La province du Kwilu fait face à une situation préoccupante dans la lutte contre le VIH/SIDA. Alors que plus de 6 600 personnes vivant avec le virus ont pu bénéficier d’un traitement antirétroviral en 2024, quatre zones de santé sur les vingt-quatre que compte la province restent complètement dépourvues d’activités de prévention et de prise en charge. Cette réalité alarmante a été au cœur d’une matinée de plaidoyer organisée par l’Alliance nationale des organisations de la société civile pour la riposte multisectorielle contre le VIH/SIDA (ANORS), avec l’appui technique et financier de ONUSIDA.
Comment expliquer qu’en 2024, des populations entières soient privées d’accès aux services de base de lutte contre le VIH ? La réponse réside dans l’insuffisance criante des ressources allouées à cette lutte dans la province. Les zones de santé de Kimputu, Mungindu, Gungu et Mukedi se retrouvent ainsi en marge des efforts nationaux et internationaux pour éradiquer cette maladie d’ici 2030. Cette situation crée des disparités inacceptables dans l’accès aux soins et met en péril les progrès accomplis ailleurs dans la province.
Martin Gizebu, secrétaire exécutif provincial de l’ANORS, ne mâche pas ses mots pour décrire la gravité de la situation. L’arrêt des activités de sensibilisation communautaire et le faible accès au dépistage exposent notre population à des risques graves
, alerte-t-il. Son constat est sans appel : sans une intervention urgente des autorités, ces zones deviendront des foyers de propagation du virus, annihilant les efforts déployés dans le reste de la province.
Le traitement antirétroviral représente pourtant une avancée majeure dans la prise en charge des personnes vivant avec le VIH. En RDC, comme dans le Kwilu, ces traitements permettent aux patients de mener une vie quasi-normale et réduisent considérablement le risque de transmission. Mais comment bénéficier de ces avancées médicales quand les services de dépistage et d’accompagnement sont inexistants ? La question mérite d’être posée, car elle touche au cœur des inégalités d’accès aux soins dans notre pays.
Face à cette urgence sanitaire, l’ANORS a formulé des recommandations précises aux différentes instances décisionnelles.

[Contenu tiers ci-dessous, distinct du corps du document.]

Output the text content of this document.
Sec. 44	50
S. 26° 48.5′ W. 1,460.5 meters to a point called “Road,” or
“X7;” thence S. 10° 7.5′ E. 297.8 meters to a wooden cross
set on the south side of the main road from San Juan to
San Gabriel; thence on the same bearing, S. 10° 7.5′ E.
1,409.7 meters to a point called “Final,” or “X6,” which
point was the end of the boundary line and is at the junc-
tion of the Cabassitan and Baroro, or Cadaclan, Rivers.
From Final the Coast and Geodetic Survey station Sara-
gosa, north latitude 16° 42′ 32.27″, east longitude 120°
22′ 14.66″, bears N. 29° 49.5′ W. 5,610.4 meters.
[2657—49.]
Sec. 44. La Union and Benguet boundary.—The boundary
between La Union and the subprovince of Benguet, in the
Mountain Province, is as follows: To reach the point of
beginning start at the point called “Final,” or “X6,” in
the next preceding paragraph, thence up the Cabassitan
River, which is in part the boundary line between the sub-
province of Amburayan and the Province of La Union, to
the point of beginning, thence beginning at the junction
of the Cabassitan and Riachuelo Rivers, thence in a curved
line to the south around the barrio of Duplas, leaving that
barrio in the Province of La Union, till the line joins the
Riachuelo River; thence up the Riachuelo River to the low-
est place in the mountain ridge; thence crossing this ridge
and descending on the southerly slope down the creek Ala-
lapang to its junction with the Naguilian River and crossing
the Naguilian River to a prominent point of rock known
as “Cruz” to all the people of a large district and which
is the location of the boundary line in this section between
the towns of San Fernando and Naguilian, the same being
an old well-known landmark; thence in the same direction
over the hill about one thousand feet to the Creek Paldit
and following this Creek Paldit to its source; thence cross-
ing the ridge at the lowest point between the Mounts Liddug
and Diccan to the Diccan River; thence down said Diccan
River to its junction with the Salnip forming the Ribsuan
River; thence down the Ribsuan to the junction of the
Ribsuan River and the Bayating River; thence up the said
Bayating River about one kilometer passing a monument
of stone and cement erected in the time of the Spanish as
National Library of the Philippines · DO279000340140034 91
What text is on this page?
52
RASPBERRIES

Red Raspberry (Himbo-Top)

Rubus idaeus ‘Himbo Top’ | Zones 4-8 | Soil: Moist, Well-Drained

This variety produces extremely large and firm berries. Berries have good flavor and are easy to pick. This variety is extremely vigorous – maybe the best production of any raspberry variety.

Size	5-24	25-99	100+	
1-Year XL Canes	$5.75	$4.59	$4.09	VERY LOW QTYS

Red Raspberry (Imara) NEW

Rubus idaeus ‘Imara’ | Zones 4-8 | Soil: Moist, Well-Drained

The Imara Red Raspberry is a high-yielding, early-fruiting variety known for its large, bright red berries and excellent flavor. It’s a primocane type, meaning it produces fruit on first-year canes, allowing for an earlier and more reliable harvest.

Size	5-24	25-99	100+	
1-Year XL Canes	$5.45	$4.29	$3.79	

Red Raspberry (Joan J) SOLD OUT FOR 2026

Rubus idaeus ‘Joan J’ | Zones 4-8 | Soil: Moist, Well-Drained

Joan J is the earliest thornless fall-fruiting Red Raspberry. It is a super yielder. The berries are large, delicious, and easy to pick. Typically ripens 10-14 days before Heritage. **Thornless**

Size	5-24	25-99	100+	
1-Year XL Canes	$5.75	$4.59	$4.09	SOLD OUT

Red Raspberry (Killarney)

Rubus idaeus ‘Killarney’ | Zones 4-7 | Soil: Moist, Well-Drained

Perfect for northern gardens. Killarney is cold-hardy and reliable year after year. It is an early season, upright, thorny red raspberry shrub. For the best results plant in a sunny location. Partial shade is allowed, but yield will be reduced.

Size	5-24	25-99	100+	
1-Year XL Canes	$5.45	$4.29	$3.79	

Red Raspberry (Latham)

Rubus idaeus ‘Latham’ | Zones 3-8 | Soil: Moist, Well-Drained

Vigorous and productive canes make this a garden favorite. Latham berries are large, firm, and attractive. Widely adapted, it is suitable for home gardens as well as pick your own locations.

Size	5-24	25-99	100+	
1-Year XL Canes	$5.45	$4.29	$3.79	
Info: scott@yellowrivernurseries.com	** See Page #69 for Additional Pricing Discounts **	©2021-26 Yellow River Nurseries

Au gouvernement provincial, l’organisation demande un engagement politique fort et concret. À l’assemblée provinciale, elle réclame la création d’une ligne budgétaire spécifiquement dédiée à la lutte contre le VIH/SIDA. Aux partenaires techniques et financiers, elle sollicite un appui renforcé pour combler les gaps dans les zones délaissées.
La réponse des autorités provinciales semble aller dans le bon sens. Représentant le gouverneur du Kwilu, le ministre provincial des Transports, Bonaventure Kipalamoto, a affirmé la détermination du gouvernement provincial à éliminer cette maladie comme problème de santé publique au Kwilu à l’horizon 2030
. Cet engagement politique est crucial, car sans volonté affichée au plus haut niveau, les beaux discours risquent de rester lettre morte.
La situation dans le Kwilu reflète les défis plus larges de la santé publique en RDC. Elle nous rappelle que la lutte contre le VIH/SIDA nécessite une approche multisectorielle et un financement durable. Les traitements antirétroviraux constituent une arme essentielle, mais ils ne peuvent à eux seuls venir à bout de l’épidémie. La prévention, le dépistage et l’accompagnement psychosocial restent des maillons tout aussi importants dans cette chaîne de lutte.
À l’heure où la communauté internationale s’est fixé pour objectif d’éliminer le sida comme menace pour la santé publique d’ici 2030, le cas du Kwilu nous interpelle tous. Comment atteindre cet ambitieux objectif si des régions entières sont laissées pour compte ? La réponse à cette question déterminera non seulement l’avenir de milliers de Congolais, mais aussi la crédibilité de notre système de santé face aux défis sanitaires du XXIe siècle.